The first homosexual study showed that, when gay men were exposed to the sweat of other gay men, their brains lit up, in a PET scan, in the same way as straight women smelling the same chemicals given off by straight men. [Savic et al, 2005] In other words, gay men’s brains seem to be wired just like straight women’s. They’re brains seem to behave the same way when they’re sexually stimulated.

By the same token, the second homosexual study showed that lesbians are wired similar to straight men. [Berglund et al, 2006]

No published studies have explicitly observed sexual attraction, satisfaction, or fidelity in relation to similarity of the immune system genes among homosexual couples.

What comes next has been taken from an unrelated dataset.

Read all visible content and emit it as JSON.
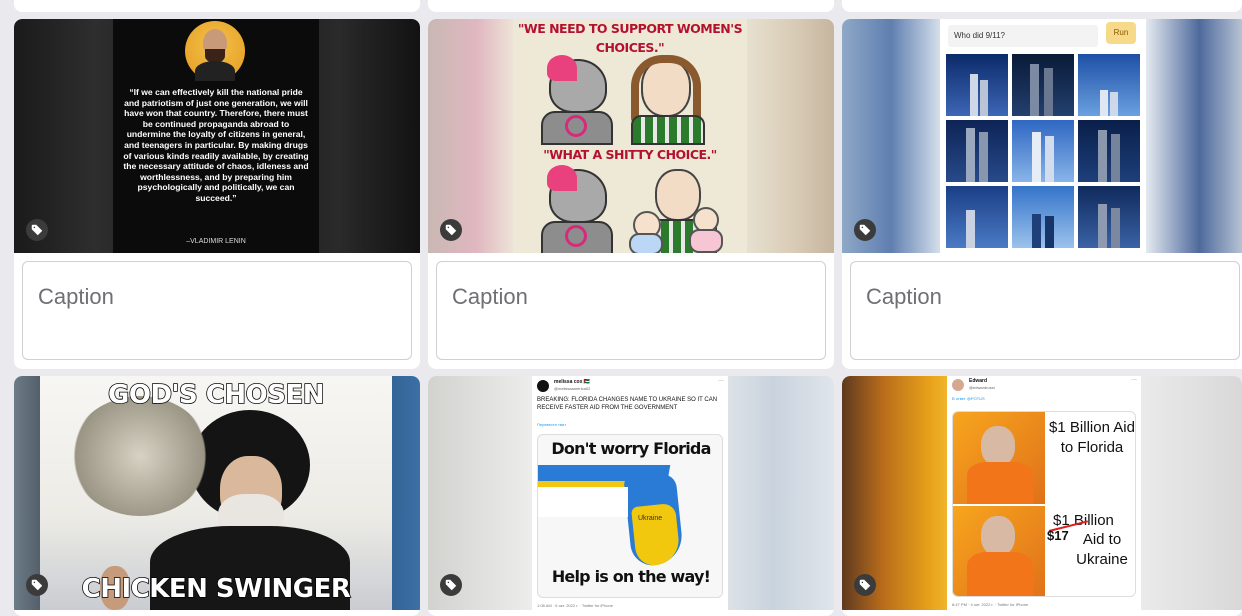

However, it seems a reasonable extension that lesbians might experience sexual chemistry similar to straight men, and that gay men might realize similar benefits as straight women, as described on this site.

 

Sources Cited:

Berglund, Hans, Per Lindstrom, & Ivanka Savic (2006) “Brain Response to Putative Pheromones in Lesbian Women,” Proceedings of the National Academy of Sciences of the United States of America, vol 103, no 21, pp 8269-8274.

Savic, Ivanka, Hans Berglund, Balazs Gulyas, & Per Roland (2001) “ Smelling of Odorous Sex Hormone-Like Compounds Causes Sex-Differentiated Hypothalamic Activations in Humans,” Neuron, vol 31, pp 661-668.

Savic, Ivanka, Hans Berglund, & Per Lindstrom (2005) “Brain Response to Putative Pheromones in Homosexual Men,” Proceedings of the National Academy of Sciences of the United States of America, vol 102, no 20, pp 7356-7361.